小豆「出来ないならあたしの好きなだけ触っても良いよ?」
杏子「……なにいってんのさ、ほら早く食べようよ。腹空いてんだ」
小豆「はいよ」
……マミのこともこいつはどう思ってるのかな。
自業自得で……とか思ってるのかな。
多かれ少なかれあたしもそう思っては居るけど……
小豆「あのイレギュラーの名前は暁美ほむら、ほむらってのは炎って意味な」
ベッドにあぐらをかき、ピザを食べながら情報交換。
どこぞのアニメみたいに額を合わせるだけで記憶のやりとりが出来れば良いのに。
杏子「へぇ、良い名前じゃん。てっきりあたしはみぞれとかまゆきかと」
小豆「……そんなクールに見えたか?」
杏子「いや、肌とか」
小豆「あぁ……なるほどね」
杏子「他になんか言ってたか?」
小豆「えーっと、美樹さやか、新人には手を出すなってよ」
杏子「……そうか、他は?」
手を出すな……か。
まぁ少し聞きたいことがあるけど、それくらいは良いだろう。
小豆「……ワルプルギスの夜、あいつを倒した後にこの街を任せたい、だってよ」
杏子「……そうか」
……それはどういう意味で言ってるのか。
正直考えたくもない、そんなこと終わってから考えよう。
小豆「あたしの分にハラペーニョかけるなよ?」
杏子「あんたこそ、あたしのところにハチミツかけないでよ?」
次の日、小豆はマミの家と墓へと向かった。
あたしは……美樹さやか、新人のツラを拝みに行くことにした。
小豆のやらかしたことはバカ丸出しだけれど、男の腕を治して契約して、正義の味方気取り、腹が立つのもわからないでもない。
魔法少女はお遊びなんかじゃあない。
マミが目の前で死んだって云うのによくもまぁ……
杏子「……イチゴ味か」
小豆に渡されたロッキーの袋を空け、住宅地に向かう。
暫く歩いていると青髪の見滝原中学の女子が住宅地の外れへと走って行った。
青髪、一回り大きい身体、十中八九あいつだろう。
魔力も感じる……新人だからかかなり濃いめに。
和風の門のついた邸宅の中からバイオリンの音色が聴こえる。
なるほどバイオリンを弾けない身体を治したって訳か。
暫くすると新人は踵を返そうとする。
杏子「よう、新人。
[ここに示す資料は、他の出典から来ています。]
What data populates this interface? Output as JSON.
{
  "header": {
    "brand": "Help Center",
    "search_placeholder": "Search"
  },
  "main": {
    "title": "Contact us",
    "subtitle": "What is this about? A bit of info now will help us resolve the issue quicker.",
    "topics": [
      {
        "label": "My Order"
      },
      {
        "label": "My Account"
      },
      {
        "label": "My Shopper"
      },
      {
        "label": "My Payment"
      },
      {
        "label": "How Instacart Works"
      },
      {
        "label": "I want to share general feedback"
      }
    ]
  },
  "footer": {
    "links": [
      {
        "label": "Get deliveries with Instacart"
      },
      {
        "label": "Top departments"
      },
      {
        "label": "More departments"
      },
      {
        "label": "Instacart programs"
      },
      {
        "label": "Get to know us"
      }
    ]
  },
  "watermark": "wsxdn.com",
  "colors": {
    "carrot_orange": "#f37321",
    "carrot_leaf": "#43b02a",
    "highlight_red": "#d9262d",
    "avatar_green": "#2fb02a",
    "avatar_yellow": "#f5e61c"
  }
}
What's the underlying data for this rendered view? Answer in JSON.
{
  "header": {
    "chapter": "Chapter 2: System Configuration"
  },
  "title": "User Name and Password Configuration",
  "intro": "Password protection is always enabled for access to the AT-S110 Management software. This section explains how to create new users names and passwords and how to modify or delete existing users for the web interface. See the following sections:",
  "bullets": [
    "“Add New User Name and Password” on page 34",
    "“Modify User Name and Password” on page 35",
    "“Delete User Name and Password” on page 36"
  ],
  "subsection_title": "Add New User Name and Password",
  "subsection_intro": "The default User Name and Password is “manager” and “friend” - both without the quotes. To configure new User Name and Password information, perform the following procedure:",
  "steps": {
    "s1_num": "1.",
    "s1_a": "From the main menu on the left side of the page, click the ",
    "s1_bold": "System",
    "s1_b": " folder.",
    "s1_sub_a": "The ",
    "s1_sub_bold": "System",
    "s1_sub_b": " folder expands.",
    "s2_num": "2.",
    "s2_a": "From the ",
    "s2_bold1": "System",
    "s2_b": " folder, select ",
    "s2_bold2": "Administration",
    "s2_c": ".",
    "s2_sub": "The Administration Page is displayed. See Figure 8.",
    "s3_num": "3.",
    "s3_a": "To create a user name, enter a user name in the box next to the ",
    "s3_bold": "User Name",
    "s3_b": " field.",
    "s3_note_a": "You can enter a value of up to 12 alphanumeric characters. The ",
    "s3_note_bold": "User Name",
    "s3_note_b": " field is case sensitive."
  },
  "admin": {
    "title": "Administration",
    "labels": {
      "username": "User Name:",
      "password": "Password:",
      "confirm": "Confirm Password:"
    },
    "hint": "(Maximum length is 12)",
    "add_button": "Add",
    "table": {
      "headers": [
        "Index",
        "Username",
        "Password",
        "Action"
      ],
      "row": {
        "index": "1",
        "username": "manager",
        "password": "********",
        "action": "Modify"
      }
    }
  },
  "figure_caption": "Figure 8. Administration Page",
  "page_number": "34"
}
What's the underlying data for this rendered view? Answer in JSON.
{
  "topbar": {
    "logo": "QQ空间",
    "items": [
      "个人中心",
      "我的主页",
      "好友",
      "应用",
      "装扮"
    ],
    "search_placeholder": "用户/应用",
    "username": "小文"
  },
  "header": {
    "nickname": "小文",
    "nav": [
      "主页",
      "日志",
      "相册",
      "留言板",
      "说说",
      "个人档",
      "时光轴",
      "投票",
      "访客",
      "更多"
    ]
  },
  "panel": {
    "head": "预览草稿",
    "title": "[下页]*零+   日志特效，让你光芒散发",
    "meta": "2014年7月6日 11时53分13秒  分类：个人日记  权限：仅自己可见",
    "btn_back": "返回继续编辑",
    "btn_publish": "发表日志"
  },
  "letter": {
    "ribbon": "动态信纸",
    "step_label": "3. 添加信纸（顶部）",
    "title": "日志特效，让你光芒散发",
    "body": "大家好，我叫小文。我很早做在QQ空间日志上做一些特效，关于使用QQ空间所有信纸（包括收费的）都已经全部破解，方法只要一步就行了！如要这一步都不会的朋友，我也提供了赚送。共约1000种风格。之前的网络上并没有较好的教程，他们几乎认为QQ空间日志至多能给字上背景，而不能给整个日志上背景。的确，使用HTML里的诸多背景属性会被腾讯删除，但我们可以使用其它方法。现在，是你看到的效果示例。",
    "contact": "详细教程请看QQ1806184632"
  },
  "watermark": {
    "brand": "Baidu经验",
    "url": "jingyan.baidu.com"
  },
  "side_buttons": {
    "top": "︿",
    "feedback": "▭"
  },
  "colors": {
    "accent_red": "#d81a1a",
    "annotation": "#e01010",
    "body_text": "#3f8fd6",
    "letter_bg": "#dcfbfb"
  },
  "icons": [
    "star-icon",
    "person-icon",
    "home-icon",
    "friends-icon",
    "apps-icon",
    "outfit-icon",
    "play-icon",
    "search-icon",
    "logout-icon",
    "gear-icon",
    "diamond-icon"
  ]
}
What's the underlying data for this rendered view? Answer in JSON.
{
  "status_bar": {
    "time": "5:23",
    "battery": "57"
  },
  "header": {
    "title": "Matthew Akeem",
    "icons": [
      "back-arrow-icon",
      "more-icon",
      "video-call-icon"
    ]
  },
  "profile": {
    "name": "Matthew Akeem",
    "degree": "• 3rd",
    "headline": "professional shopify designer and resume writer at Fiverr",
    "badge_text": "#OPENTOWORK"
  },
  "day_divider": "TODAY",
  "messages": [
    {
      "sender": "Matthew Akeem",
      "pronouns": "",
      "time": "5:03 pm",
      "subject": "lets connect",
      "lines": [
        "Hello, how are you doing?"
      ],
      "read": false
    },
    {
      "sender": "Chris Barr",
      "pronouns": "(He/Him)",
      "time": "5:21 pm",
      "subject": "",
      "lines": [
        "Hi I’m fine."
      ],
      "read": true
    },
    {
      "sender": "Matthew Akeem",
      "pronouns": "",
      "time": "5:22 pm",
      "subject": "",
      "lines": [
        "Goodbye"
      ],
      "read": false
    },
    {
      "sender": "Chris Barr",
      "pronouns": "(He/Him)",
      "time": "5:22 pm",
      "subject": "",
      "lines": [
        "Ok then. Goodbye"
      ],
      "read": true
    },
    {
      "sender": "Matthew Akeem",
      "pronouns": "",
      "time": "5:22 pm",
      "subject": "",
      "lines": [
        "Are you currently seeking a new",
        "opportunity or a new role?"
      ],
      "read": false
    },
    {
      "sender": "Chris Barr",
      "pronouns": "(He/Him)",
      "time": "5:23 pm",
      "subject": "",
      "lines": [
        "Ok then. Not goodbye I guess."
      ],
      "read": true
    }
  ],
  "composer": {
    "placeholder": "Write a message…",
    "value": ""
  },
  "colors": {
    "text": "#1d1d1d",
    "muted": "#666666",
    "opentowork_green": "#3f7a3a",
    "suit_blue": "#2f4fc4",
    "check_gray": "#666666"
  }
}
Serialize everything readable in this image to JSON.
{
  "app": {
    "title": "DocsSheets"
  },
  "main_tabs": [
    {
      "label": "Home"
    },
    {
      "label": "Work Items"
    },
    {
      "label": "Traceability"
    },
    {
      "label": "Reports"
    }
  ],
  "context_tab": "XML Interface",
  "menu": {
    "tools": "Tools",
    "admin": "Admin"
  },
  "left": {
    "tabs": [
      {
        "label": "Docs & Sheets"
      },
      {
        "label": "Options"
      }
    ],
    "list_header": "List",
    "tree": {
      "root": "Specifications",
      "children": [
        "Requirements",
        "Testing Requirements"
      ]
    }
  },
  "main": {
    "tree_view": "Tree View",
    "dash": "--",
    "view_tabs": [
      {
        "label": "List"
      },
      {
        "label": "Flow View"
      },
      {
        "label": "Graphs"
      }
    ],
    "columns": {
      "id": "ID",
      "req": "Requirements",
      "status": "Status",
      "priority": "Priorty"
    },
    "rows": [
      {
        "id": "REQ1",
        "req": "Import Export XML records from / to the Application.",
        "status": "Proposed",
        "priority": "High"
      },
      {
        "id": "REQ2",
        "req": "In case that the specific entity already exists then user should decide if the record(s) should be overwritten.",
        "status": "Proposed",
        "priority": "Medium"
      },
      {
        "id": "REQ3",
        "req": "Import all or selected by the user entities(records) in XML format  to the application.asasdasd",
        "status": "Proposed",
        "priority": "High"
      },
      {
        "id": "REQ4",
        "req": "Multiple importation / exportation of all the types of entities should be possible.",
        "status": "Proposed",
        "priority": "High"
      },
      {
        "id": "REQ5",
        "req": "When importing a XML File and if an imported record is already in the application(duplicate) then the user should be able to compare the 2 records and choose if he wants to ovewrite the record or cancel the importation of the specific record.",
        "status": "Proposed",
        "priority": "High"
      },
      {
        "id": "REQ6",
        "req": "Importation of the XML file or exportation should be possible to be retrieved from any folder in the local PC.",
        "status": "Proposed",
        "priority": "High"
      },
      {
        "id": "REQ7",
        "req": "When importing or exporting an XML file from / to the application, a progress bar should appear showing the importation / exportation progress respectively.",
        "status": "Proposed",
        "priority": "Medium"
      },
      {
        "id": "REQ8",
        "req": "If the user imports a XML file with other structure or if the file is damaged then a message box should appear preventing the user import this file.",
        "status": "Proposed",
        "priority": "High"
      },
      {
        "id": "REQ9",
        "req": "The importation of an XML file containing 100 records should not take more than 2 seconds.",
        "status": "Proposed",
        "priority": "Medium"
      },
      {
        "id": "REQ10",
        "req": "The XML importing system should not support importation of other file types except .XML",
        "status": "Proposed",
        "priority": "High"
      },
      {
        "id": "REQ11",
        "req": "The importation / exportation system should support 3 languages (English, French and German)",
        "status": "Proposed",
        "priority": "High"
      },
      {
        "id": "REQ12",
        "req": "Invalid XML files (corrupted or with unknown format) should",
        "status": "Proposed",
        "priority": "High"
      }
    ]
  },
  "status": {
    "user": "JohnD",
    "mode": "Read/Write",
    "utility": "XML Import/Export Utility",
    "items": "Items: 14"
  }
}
帰るのか?」
さやか「……あんたは」
杏子「病院の方から走ってきたじゃん、あんた。ずっとその坊やのこと探してたんだろ?自分の願いを使った相手を」
睨まれてるよ、おー怖い。
よっぽど小豆がコテンパンにやったんだな。
確かマミが食らったら即死する程にはぶっ放したんだっけ、タフな奴だ。
杏子「ったく馬鹿な事するよね、たった一度の奇跡をこんなくだらねぇことに使うなんて」
さやか「……あんたに何がわかる」
杏子「わかってねぇのはそっちだよ、バカ」
「良いか、魔法ってのは徹頭徹尾自分の為に使うもんなんだよ、他人の為に使ったって……ロクなことになりゃしない」
マミを見てわからなかったのか。
表面的に見れば「最期までロクなことなことにならなかった」内面を知ってれば「だからこそ最期となるその日まで戦ってこれた」
どちらにしてもそれくらいわかるだろうに。
杏子「惚れた男をモノにするならもっと冴えた手があるじゃない、折角手に入れた魔法でさ」
自分の口角が上がるのがわかる、きっとあたしは悪意に満ちた事を言おうとしている。
杏子「今直ぐ乗り込んで坊やの手脚を二度と使えないように潰してやりな、あんたの魔法なら死なせることもないだろうしさぁ」
「正義の味方様には見返りが必要だもんね、なんだったら脳みそもちょっと傷付けて、また魔法で身も心もあんたのモノにしちまえば良いのさ」
「坊やに魔法をプレゼントするよりよっぽど即物的で良い話だろ?なんだったらあたしが同じ魔法少女のよしみでやってやったっていい」
「どうせ死なせなきゃあんたの魔法で取り返しがつくんだしさ」
少し言いたい放題言っちまったかもしれない。
まぁそんな問題はない。
小豆があんだけボコったんだ、喧嘩を売られるようなことは……
よっぽどの身の程知らずでなきゃ
さやか「絶対に許さない……今度こそ許さない!!」
……今にも掴みかからんとこっちを血走った目で見てやがる。
こいつはよっぽどのアホなのか……
杏子「いいよ、ヒヨッコ、場所を変えようか」
死なねえ身体なら、ふん縛ってこの家に放り込んでやろう。
バイパス上部の巨大な歩道橋。
不思議とここには人が寄り付かない。
杏子「ここなら存分にやれるね、いっちょ派手に行こうじゃない」
大きな壁が無い分、反射やらは出来ないけどどうせ単純な動きくらいしかしないヒヨッコだ。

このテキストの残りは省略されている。